Vous êtes ici : Accueil » Afrique du Nord » Mauritanie » Mauritanie : Khadiata Malik DIALLO, la perle de la Gauche au pays de la Droite

Mauritanie : Khadiata Malik DIALLO, la perle de la Gauche au pays de la Droite

D 29 février 2012     H 05:02     A Errabii Ould IDOUMOU     C 0 messages


La députée du parti de l’Opposition « Union des Forces de Progrès, UFP », Khadiata malik DIALLO, est l’une de ces mains douces aux griffes acérées et tant redoutées par le pouvoir en Mauritanie. Les critiques acerbes de ses détracteurs n’intimident guère cette princesse africaine qui continue à porter haut le flambeau de la défense des libertés sous la coupole du Parlement National. Ayant su s’opposer aux régimes totalitaires tout en gardant ses distances de la droite négro-africaine extrémiste anti-beydane, elle a développé un discours de destructuration des dictatures en évitant le piège de la stigmatisation et des particularismes ethniques.. Devenue une icône de la gauche dans un pays dominé par les forces rétrogrades, chauvines et à visées étroites, elle a su conserver un tentaculaire réseau dont les ramifications se retrouvent dans tous les courants politiques du pays.
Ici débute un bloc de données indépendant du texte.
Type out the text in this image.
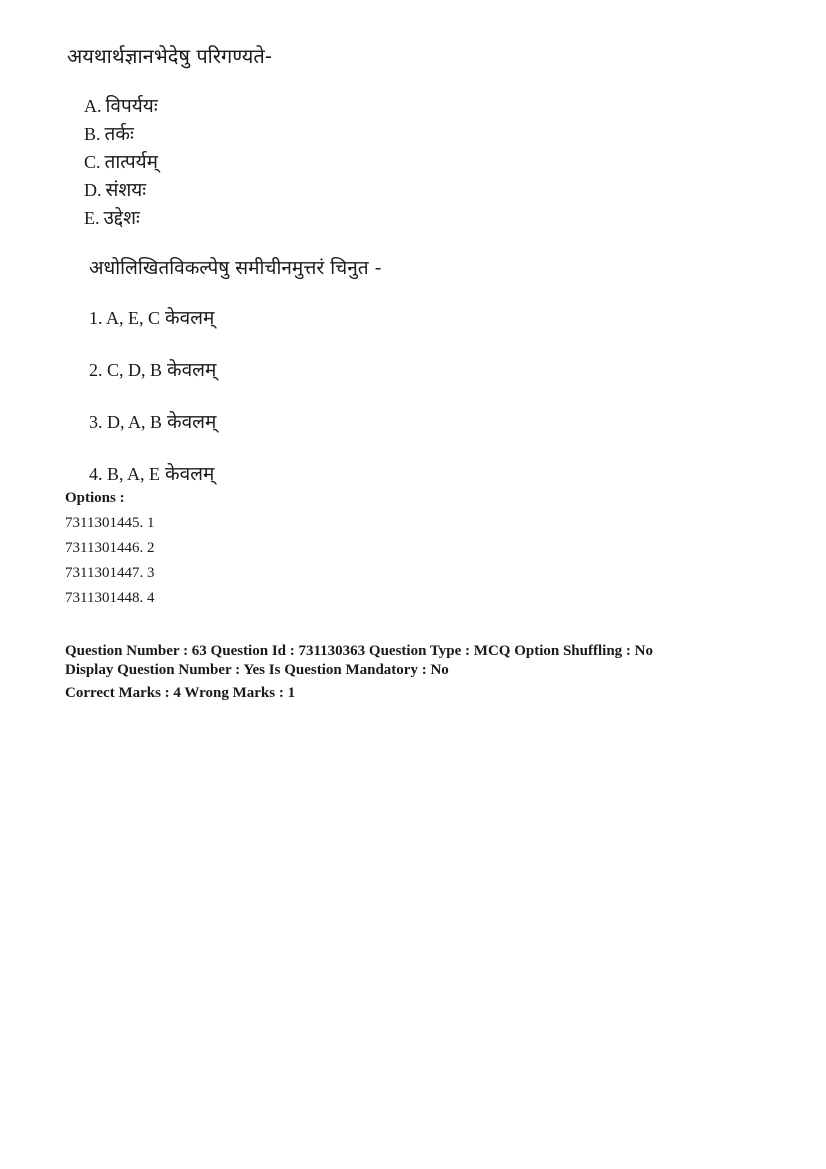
अयथार्थज्ञानभेदेषु परिगण्यते-
A. विपर्ययः
B. तर्कः
C. तात्पर्यम्
D. संशयः
E. उद्देशः
अधोलिखितविकल्पेषु समीचीनमुत्तरं चिनुत -
1. A, E, C केवलम्
2. C, D, B केवलम्
3. D, A, B केवलम्
4. B, A, E केवलम्
Options :
7311301445. 1
7311301446. 2
7311301447. 3
7311301448. 4
Question Number : 63 Question Id : 731130363 Question Type : MCQ Option Shuffling : No
Display Question Number : Yes Is Question Mandatory : No
Correct Marks : 4 Wrong Marks : 1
En temps de crise, la vie de cette femme se transforme en un foisonnement d’activisme à la limite du compulsif. Des dizaines de dossiers sous le coude. Des changements à hâter ou à initier. Des initiatives à lancer. Des revendications à formaliser. Celle qui se prend pour la« voix du peuple » ne s’accorde alors aucun répit.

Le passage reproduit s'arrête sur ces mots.